The firm will use bottom-up in-depth fundamental analysis to select equities for long and short investments in all economic sectors, Mr. Swanson said.
At Insight, Messrs. Swanson and Molendyk oversaw the small-cap growth, small/midcap growth, all-cap growth and concentrated growth portfolio team. Randall Yurchak was named portfolio manager for the all-cap growth portfolio and co-portfolio manager for the small-cap growth, concentrated growth and small/midcap growth portfolios, said Jim Collins, Insight's CEO and chief investment officer.
Mike Ashton become co-portfolio manager for the small-cap growth, concentrated growth and small/midcap growth portfolio.
Further information about Messrs. Yurchak and Ashton could not be learned by press time.
Danish fund avoids bonds from most-indebted EU nations
ATP, Hilleroed, Denmark, won't touch government bonds issued by the European Union's most indebted nations as it deems the risk too great, according to the CEO of the 418 billion Danish kroner ($73.4 billion) pension fund.
“We invest in government bonds in order to purchase interest-rate risk, whereby we try to avoid credit risk entirely,” said CEO Lars Rohde in an e-mailed reply to questions Jan. 5. “This means that we for a long time have completely avoided government debt issued by Greece, Ireland and so forth; our European government bond holdings only include Danish, German and, to a lesser degree, French bonds.
“When we invest in government bonds, it's absolutely critical for us that there can be no doubt that we'll get our money back,” Mr. Rohde said.
ATP returned 5.7% on its investments in the first nine months of 2010, it said in its quarterly report on Oct. 28.
Goldman Sachs sees 21% S&P 500 return in 2011
The S&P 500 stock index will produce a 21% total return this year, according to a report Jan. 7 from Goldman Sachs researchers.
The return will consist of a 19% increase in the index level to 1,500 and a 2% dividend yield, they write in their report, “U.S. Equity Views.” The index ended 2010 at 1,257.64; it closed Jan. 7 at 1,271.5.
“We forecast that at year-end 2011 the nominal size of the U.S. economy will be 5% larger than today,” to $15.3 trillion in terms of gross domestic product, David J. Kostin, managing director and U.S. investment strategist in global investment research at Goldman Sachs Group, wrote in the report.
Goldman Sachs economics research unit forecasts a U.S. real GDP growth, adjusted for inflation, of 3.4% in 2011 and 3.8% in 2012. It forecasts the 10-year U.S. Treasury note yield will rise to 3.75% at the end of 2011 and 4.25% at the end of 2012, from 2.8% in 2010, while the two-year Treasury rate will rise to 1% in 2011 and 2% in 2012, from 0.7% in 2010, the report said.

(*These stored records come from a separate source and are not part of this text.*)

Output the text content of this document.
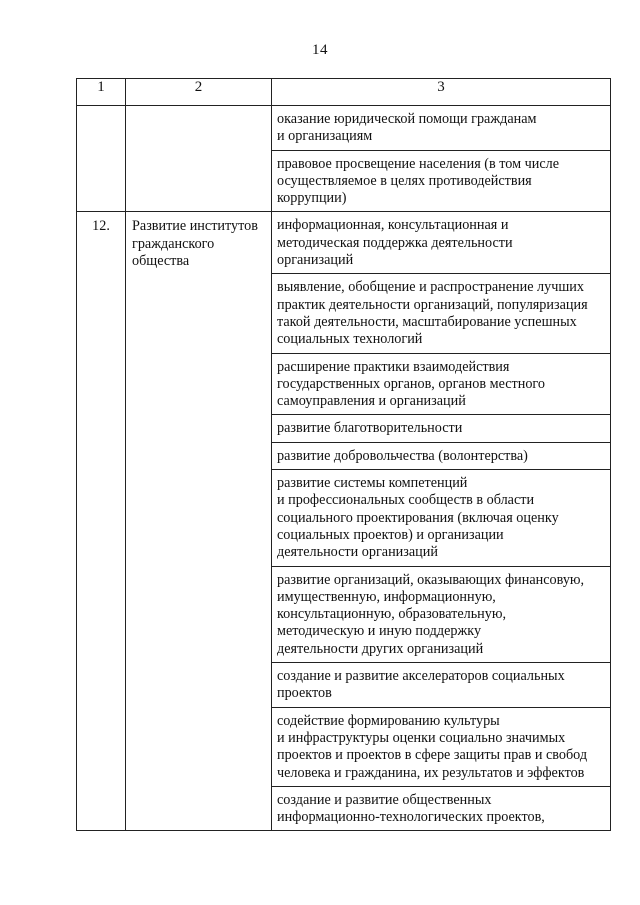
14
1	2	3
		оказание юридической помощи гражданам
и организациям
		правовое просвещение населения (в том числе
осуществляемое в целях противодействия
коррупции)
12.	Развитие институтов
гражданского
общества	информационная, консультационная и
методическая поддержка деятельности
организаций
		выявление, обобщение и распространение лучших
практик деятельности организаций, популяризация
такой деятельности, масштабирование успешных
социальных технологий
		расширение практики взаимодействия
государственных органов, органов местного
самоуправления и организаций
		развитие благотворительности
		развитие добровольчества (волонтерства)
		развитие системы компетенций
и профессиональных сообществ в области
социального проектирования (включая оценку
социальных проектов) и организации
деятельности организаций
		развитие организаций, оказывающих финансовую,
имущественную, информационную,
консультационную, образовательную,
методическую и иную поддержку
деятельности других организаций
		создание и развитие акселераторов социальных
проектов
		содействие формированию культуры
и инфраструктуры оценки социально значимых
проектов и проектов в сфере защиты прав и свобод
человека и гражданина, их результатов и эффектов
		создание и развитие общественных
информационно-технологических проектов,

Auto enrollment, escalation on rise, Callan says
More defined contribution plans are using automatic enrollment and auto escalation, according to a Callan Associates survey.

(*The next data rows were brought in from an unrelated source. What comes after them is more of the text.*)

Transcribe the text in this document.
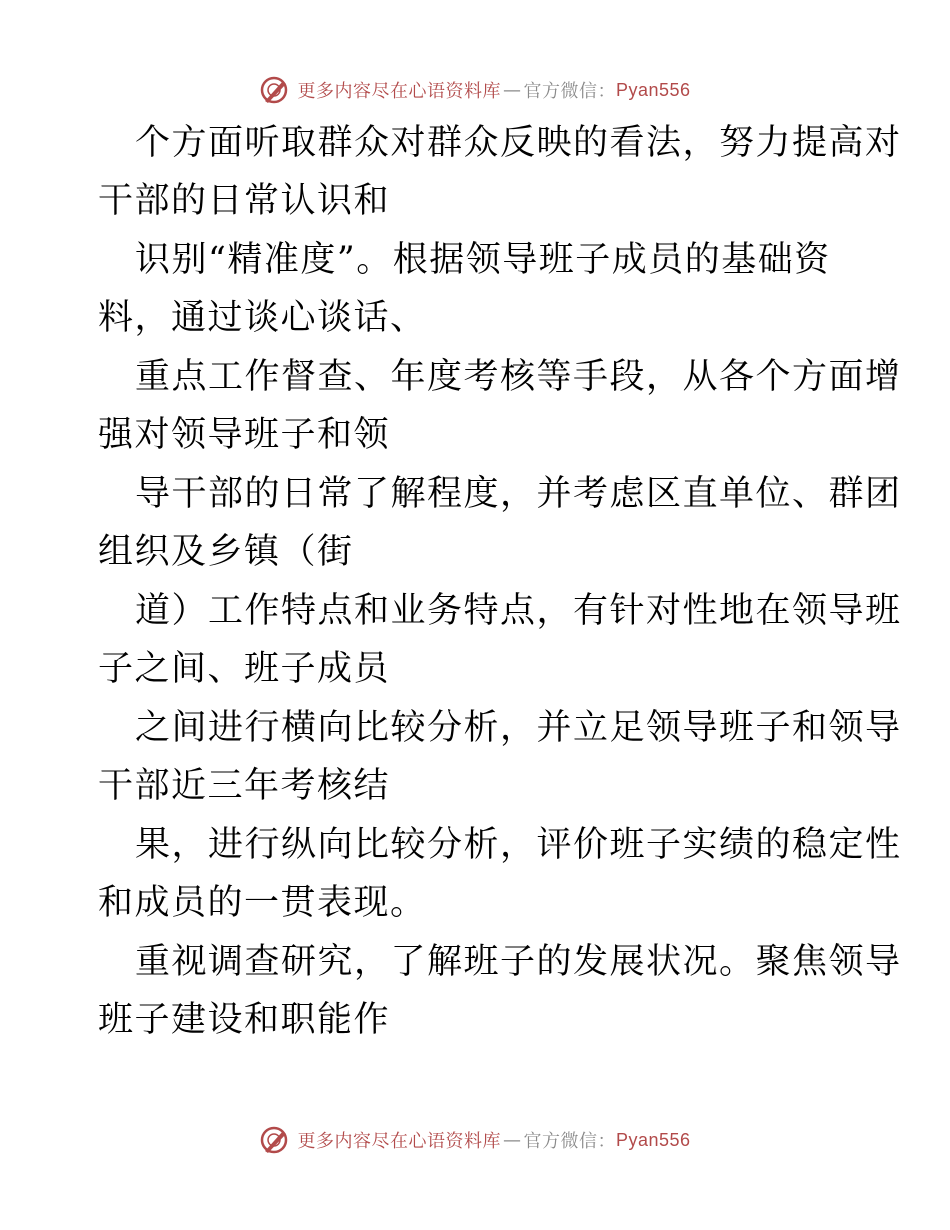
更多内容尽在心语资料库 — 官方微信： Pyan556
个方面听取群众对群众反映的看法，努力提高对
干部的日常认识和
识别“精准度”。根据领导班子成员的基础资
料，通过谈心谈话、
重点工作督查、年度考核等手段，从各个方面增
强对领导班子和领
导干部的日常了解程度，并考虑区直单位、群团
组织及乡镇（街
道）工作特点和业务特点，有针对性地在领导班
子之间、班子成员
之间进行横向比较分析，并立足领导班子和领导
干部近三年考核结
果，进行纵向比较分析，评价班子实绩的稳定性
和成员的一贯表现。
重视调查研究，了解班子的发展状况。聚焦领导
班子建设和职能作
更多内容尽在心语资料库 — 官方微信： Pyan556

In a survey of 90 DC plans in October, 51.3% used auto enrollment, vs. 43.9% in 2009, according to a news release describing the survey. Plans using auto escalation climbed to 46.2% from 33.8%.
“There were a lot of pleasant surprises after years of sobering findings,” Lori Lucas, defined contribution practice leader at Callan, said in an interview, referring to stock market turmoil and a shaky economy.
The news release said inflation is one of the highest concerns among plan executives. “As a result, real return and TIPS funds were the most commonly added options in 2010 and will likely keep that spot in 2011,” the news release said. Nancy Malinowski, a Callan spokeswoman, said in an e-mailed response to questions that the firm didn't provide percentages about usage.